— Но существуют же и другие виды этих твоих плетенок: стихи, например, они ведь тоже многомерная речь. Разве нет?
— Этого недостаточно. Мы подглядываем друг за другом сквозь замочную скважину — узкое отверстие речи. Но при этом каждый остается в своей комнате.
— Так, может быть, это хорошо? Иначе мы предстанем друг перед другом голыми.
— Нет, не предстанем. Мы будем одеты в изысканные ткани и формы внутренних голосов, артикулированных эмоций, цветовых рефлексов.
— Боюсь, что тогда другому окажется явлена не наша внутренняя красота, а наше внутреннее уродство. Когда говорят: “Я человек, и ничто человеческое мне не чуждо”, почему-то всегда имеют в виду животное в человеке и оправдывают этим “не чуждым” только животные поступки.
— Я не люблю слова.
— Может быть, потому что ты не умеешь говорить? Язык — тончайший инструмент, им тоже надо уметь пользоваться.
— Я умею говорить, я тебе и не только тебе это докажу.
— Каким образом?
— Самым непосредственным: “Другой же встал и стал пред ним ходить.

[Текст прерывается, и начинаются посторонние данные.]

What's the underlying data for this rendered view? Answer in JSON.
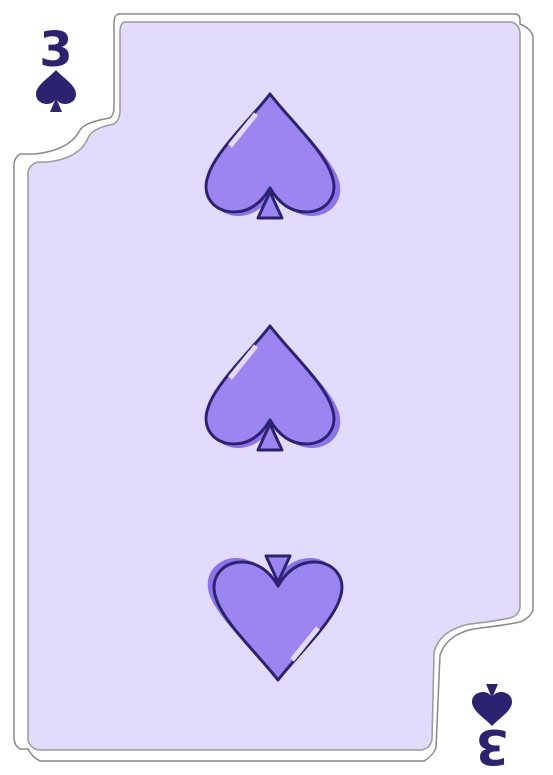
{
  "card": {
    "rank": "3",
    "suit": "spades",
    "pip_count": 3,
    "colors": {
      "background": "#ffffff",
      "card_fill": "#e3dbfd",
      "border": "#9a9a9a",
      "ink": "#2c2370",
      "pip_fill": "#9b85f0",
      "pip_shadow": "#8c73ec"
    },
    "icons": {
      "corner_suit": "spade-icon",
      "pip": "spade-icon"
    }
  }
}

Сильнее бы не мог он возразить”. Я буду “ходить”, устрою семинар по теории общения, на котором попробую пробиться в подсознание напрямую — сплошным неделимым потоком речи.
— Ну вот я же сказал, что ты не умеешь говорить. Ты, конечно, можешь ссылаться на Пушкина, но в данном случае классик сел в лужу. “Хвалили все ответ замысловатый. Но, господа, забавный случай сей другой пример на память мне приводит: ведь каждый день пред нами Солнце ходит, однако ж прав упрямый Галилей”. Этот “другой пример” не опровергает движения как такового, даже движения Солнца не опровергает, как намекает классик. Галилей прав не в том, что Солнце “не ходит”, а в том, что движение относительно. Ответ Диогена, который “ходил”, Пушкиным не опровергнут и даже не поставлен под сомнение, он этот ответ просто не понял.
— Не цепляйся к словам.
— Но ведь мы же говорим именно о словах, которые ты почему-то отвергаешь, считая их недостаточными и ложными.